Ver um cão mastigando mato no quintal ou na praça gera dúvidas frequentes. Em geral, cães buscam a grama para suprir a necessidade de fibras na dieta e auxiliar em algum desconforto no sistema digestivo, já que a ingestão ajuda na movimentação intestinal. Em outros casos, o ato pode ser apenas fruto do tédio.

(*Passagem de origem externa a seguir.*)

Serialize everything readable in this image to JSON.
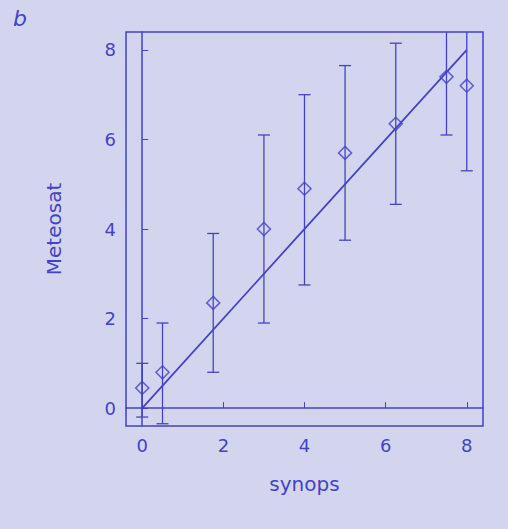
{
  "chart_data": {
    "type": "scatter",
    "title": "b",
    "x_label": "synops",
    "y_label": "Meteosat",
    "color": "#4343c4",
    "xlim": [
      -0.4,
      8.4
    ],
    "xticks": [
      0,
      2,
      4,
      6,
      8
    ],
    "ylim": [
      -0.4,
      8.4
    ],
    "yticks": [
      0,
      2,
      4,
      6,
      8
    ],
    "grid": false,
    "series": [
      {
        "type": "scatter",
        "marker": "diamond",
        "x": [
          0,
          0.5,
          1.75,
          3,
          4,
          5,
          6.25,
          7.5,
          8
        ],
        "values": [
          0.45,
          0.8,
          2.35,
          4.0,
          4.9,
          5.7,
          6.35,
          7.4,
          7.2
        ],
        "y_lower": [
          -0.2,
          -0.35,
          0.8,
          1.9,
          2.75,
          3.75,
          4.55,
          6.1,
          5.3
        ],
        "y_upper": [
          1.0,
          1.9,
          3.9,
          6.1,
          7.0,
          7.65,
          8.15,
          8.7,
          8.7
        ]
      },
      {
        "type": "line",
        "line_style": "solid",
        "x": [
          0,
          8
        ],
        "values": [
          0,
          8
        ]
      }
    ]
  }
}
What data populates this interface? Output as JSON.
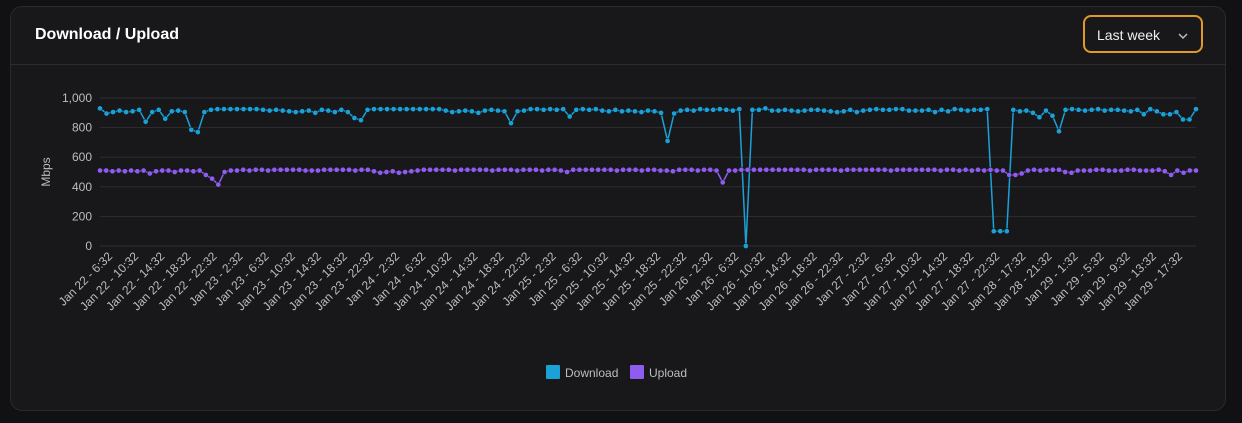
{
  "card": {
    "title": "Download / Upload",
    "range_selected": "Last week"
  },
  "colors": {
    "download": "#1ba1d8",
    "upload": "#8f5cf0",
    "accent": "#e09a2a"
  },
  "icons": {
    "range_dropdown": "chevron-down-icon"
  },
  "chart_data": {
    "type": "line",
    "title": "",
    "ylabel": "Mbps",
    "xlabel": "",
    "ylim": [
      0,
      1000
    ],
    "yticks": [
      0,
      200,
      400,
      600,
      800,
      1000
    ],
    "ytick_labels": [
      "0",
      "200",
      "400",
      "600",
      "800",
      "1,000"
    ],
    "grid": true,
    "legend_position": "bottom-center",
    "x_tick_labels": [
      "Jan 22 - 6:32",
      "Jan 22 - 10:32",
      "Jan 22 - 14:32",
      "Jan 22 - 18:32",
      "Jan 22 - 22:32",
      "Jan 23 - 2:32",
      "Jan 23 - 6:32",
      "Jan 23 - 10:32",
      "Jan 23 - 14:32",
      "Jan 23 - 18:32",
      "Jan 23 - 22:32",
      "Jan 24 - 2:32",
      "Jan 24 - 6:32",
      "Jan 24 - 10:32",
      "Jan 24 - 14:32",
      "Jan 24 - 18:32",
      "Jan 24 - 22:32",
      "Jan 25 - 2:32",
      "Jan 25 - 6:32",
      "Jan 25 - 10:32",
      "Jan 25 - 14:32",
      "Jan 25 - 18:32",
      "Jan 25 - 22:32",
      "Jan 26 - 2:32",
      "Jan 26 - 6:32",
      "Jan 26 - 10:32",
      "Jan 26 - 14:32",
      "Jan 26 - 18:32",
      "Jan 26 - 22:32",
      "Jan 27 - 2:32",
      "Jan 27 - 6:32",
      "Jan 27 - 10:32",
      "Jan 27 - 14:32",
      "Jan 27 - 18:32",
      "Jan 27 - 22:32",
      "Jan 28 - 17:32",
      "Jan 28 - 21:32",
      "Jan 29 - 1:32",
      "Jan 29 - 5:32",
      "Jan 29 - 9:32",
      "Jan 29 - 13:32",
      "Jan 29 - 17:32"
    ],
    "series": [
      {
        "name": "Download",
        "values": [
          930,
          895,
          905,
          915,
          905,
          910,
          920,
          840,
          905,
          920,
          860,
          910,
          915,
          905,
          785,
          770,
          905,
          920,
          925,
          925,
          925,
          925,
          925,
          925,
          925,
          920,
          915,
          920,
          915,
          910,
          905,
          910,
          915,
          900,
          920,
          915,
          905,
          920,
          905,
          865,
          850,
          920,
          925,
          925,
          925,
          925,
          925,
          925,
          925,
          925,
          925,
          925,
          925,
          915,
          905,
          910,
          915,
          910,
          900,
          915,
          920,
          915,
          910,
          830,
          910,
          915,
          925,
          925,
          920,
          925,
          920,
          925,
          875,
          920,
          925,
          920,
          925,
          915,
          910,
          920,
          910,
          915,
          910,
          905,
          915,
          910,
          900,
          710,
          895,
          915,
          920,
          915,
          925,
          920,
          920,
          925,
          920,
          915,
          925,
          0,
          920,
          920,
          930,
          915,
          915,
          920,
          915,
          910,
          915,
          920,
          920,
          915,
          910,
          905,
          910,
          920,
          905,
          915,
          920,
          925,
          920,
          920,
          925,
          925,
          915,
          915,
          915,
          920,
          905,
          920,
          910,
          925,
          920,
          915,
          920,
          920,
          925,
          100,
          100,
          100,
          920,
          910,
          915,
          900,
          870,
          915,
          880,
          775,
          920,
          925,
          920,
          915,
          920,
          925,
          915,
          920,
          920,
          915,
          910,
          920,
          890,
          925,
          910,
          890,
          890,
          905,
          855,
          855,
          925
        ],
        "download_note_hidden": ""
      },
      {
        "name": "Upload",
        "values": [
          510,
          510,
          505,
          510,
          505,
          510,
          505,
          510,
          490,
          505,
          510,
          510,
          500,
          510,
          510,
          505,
          510,
          480,
          455,
          415,
          500,
          510,
          510,
          515,
          510,
          515,
          515,
          510,
          515,
          515,
          515,
          515,
          515,
          510,
          510,
          510,
          515,
          515,
          515,
          515,
          515,
          510,
          515,
          515,
          505,
          495,
          500,
          505,
          495,
          500,
          505,
          510,
          515,
          515,
          515,
          515,
          515,
          510,
          515,
          515,
          515,
          515,
          515,
          510,
          515,
          515,
          515,
          510,
          515,
          515,
          515,
          510,
          515,
          515,
          510,
          500,
          515,
          515,
          515,
          515,
          515,
          515,
          515,
          510,
          515,
          515,
          515,
          510,
          515,
          515,
          510,
          510,
          505,
          515,
          515,
          515,
          510,
          515,
          515,
          510,
          430,
          510,
          510,
          515,
          515,
          515,
          515,
          515,
          515,
          515,
          515,
          515,
          515,
          515,
          510,
          515,
          515,
          515,
          515,
          510,
          515,
          515,
          515,
          515,
          515,
          515,
          515,
          510,
          515,
          515,
          515,
          515,
          515,
          515,
          515,
          510,
          515,
          515,
          510,
          515,
          510,
          515,
          510,
          515,
          510,
          510,
          480,
          480,
          490,
          510,
          515,
          510,
          515,
          515,
          515,
          500,
          495,
          510,
          510,
          510,
          515,
          515,
          510,
          510,
          510,
          515,
          515,
          510,
          510,
          510,
          515,
          505,
          480,
          510,
          495,
          510,
          510
        ]
      }
    ]
  }
}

Montar na perna dos tutores ou visitas

Embora traga constrangimento, o ato de montar não possui exclusivamente conotação sexual. Na maioria dos casos em cães castrados ou fora do período reprodutivo, essa atitude está vinculada ao excesso de energia acumulada, episódios de estresse, excitação elevada ou até uma tentativa de impor dominância no ambiente.

Sinais de alerta corporais e hábitos durante o sono

Ficar atento às reações físicas do pet é fundamental para discernir entre brincadeiras normais e possíveis problemas de saúde.

Perseguir a própria cauda

Girar em círculos tentando morder o rabo é uma cena clássica. Na maior parte das vezes, é apenas uma resposta ao tédio: o animal busca uma forma produtiva de gastar energia e usa o próprio corpo como brinquedo. Por outro lado, se a atitude se tornar compulsiva e frequente, pode haver um incômodo dermatológico ou dor na região posterior, exigindo consulta veterinária.

Piscar apenas um olho

Se o cão pisca repetidamente um único olho, não se trata de um gesto charmoso. Os animais tendem a fechar as pálpebras de forma parcial quando há poeira, cílios invertidos ou pequenas lesões causando dor na região ocular. O uso de colírios adequados prescritos por profissionais costuma resolver o problema com segurança.

Movimentação e latidos durante o sono

Ver o animal sacudindo as patinhas, ganindo ou correndo deitado é perfeitamente normal. Assim como os seres humanos, os cães passam pelo ciclo do sono REM, estágio em que ocorrem os sonhos mais profundos. Salvo situações em que o animal demonstre angústia extrema, não há necessidade de acordá-lo.

Arrastar o traseiro no chão

Muitos tutores acham engraçado quando o cão arrasta a região anal pelo tapete ou piso, mas o gesto é um claro indicativo de desconforto. Esse comportamento costuma ser causado por coceira, irritações na pele ou obstrução das glândulas anais, problema que necessita de intervenção veterinária para higienização e tratamento.

Coprofagia (ingerir as próprias fezes)

O hábito de comer fezes costuma estar atrelado ao estresse, ansiedade ou busca desesperada por atenção do tutor. É um comportamento que precisa ser corrigido rapidamente. Quando o cão consome fezes de outros animais, o risco de contaminação por vermes, parasitas e bactérias graves aumenta consideravelmente.

A importância de observar os sinais do seu companheiro

A convivência diária com os cães torna o tutor o melhor observador de suas mudanças de comportamento. Entender a diferença entre uma reação instintiva saudável e um sinal involuntário de dor ou ansiedade é o primeiro passo para garantir a qualidade de vida e o bem-estar do seu animal. Ao notar qualquer padrão obsessivo ou alteração brusca na rotina do pet, a orientação de um médico veterinário deve ser sempre a prioridade.